Introduction
Introduction Statistics Contact Development Disclaimer Help
# taz.de -- Im Grenzgebiet des Bayerischen Walds: Weißes Gold und verlassene D…
> Das Leben auf dem höchsten Gebirgskamm des Bayerischen Waldes war nie
> einfach. Ein Museum will die Erinnerung daran wach halten.
Bild: Relikt aus vergangenen Zeiten: Ein Tunnel im Schwarzenbergschen Schwemmka…

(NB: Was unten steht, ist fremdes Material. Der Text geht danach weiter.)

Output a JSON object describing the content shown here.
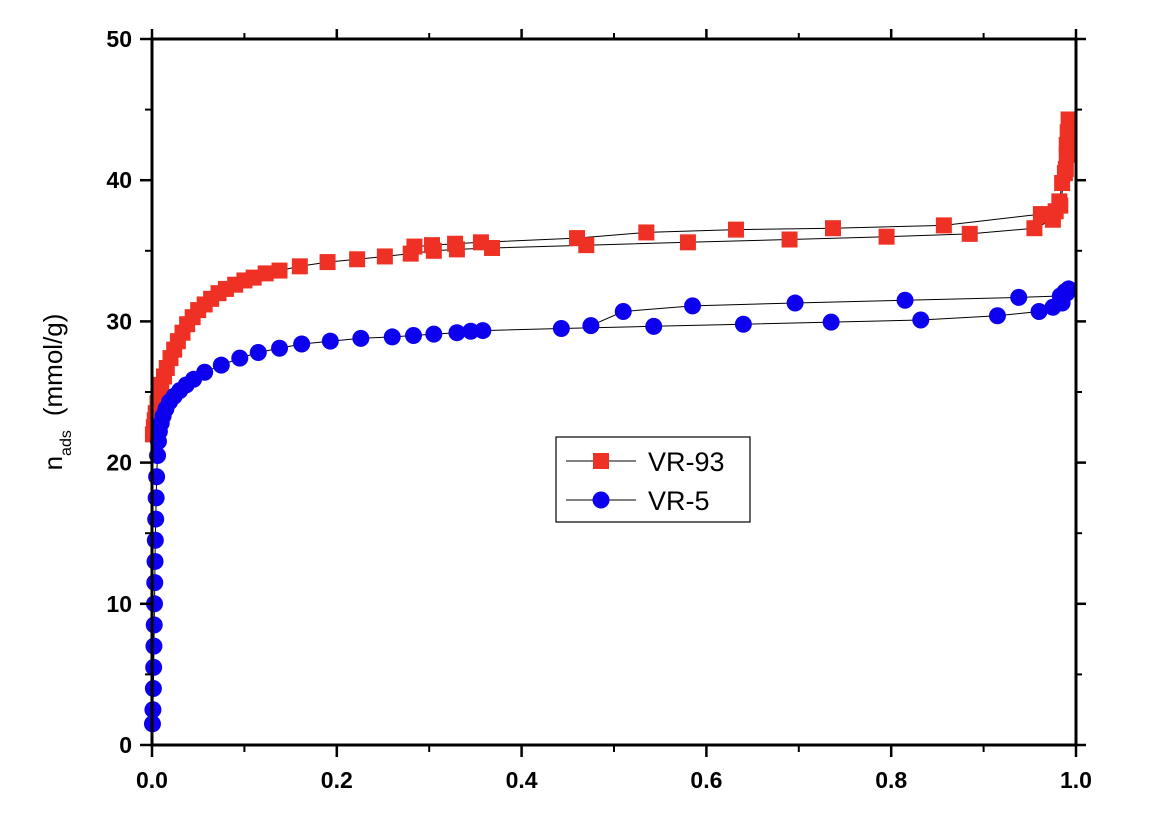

Der Winter 1962/63 zählte zu den strengsten, die Europa je erlebt hatte. Im
Bayerischen Wald sank die Temperatur am 17. Januar auf minus 32 Grad, und
wer sein Haus verlassen wollte, konnte dies nur durch die Fenster des
ersten Stocks und auf Skiern. So hoch lag der Schnee.
Doch in Leopoldsreut gab es noch immer keinen elektrischen Strom und auch
keine frostsichere Wasserleitung. Und so gaben nun auch die letzten
Einwohner das höchste Dorf des Bayerischen Waldes auf. Ihre Bauernhöfe
wurden abgerissen. Nur die Kirche auf 1.108 Meter Höhe und das Schulhaus
blieben erhalten. Leopoldsreut hatte aufgehört zu existieren. „Wüstung
Leopoldsreut“ stand von nun an in den Landkarten.
Im Jahr 2003 wurde das [1][KuLaMu, Kulturlandschaftsmuseum Grenzerfahrung],
in Haidmühle im Dreiländereck Deutschland-Österreich-Tschechien gegründet.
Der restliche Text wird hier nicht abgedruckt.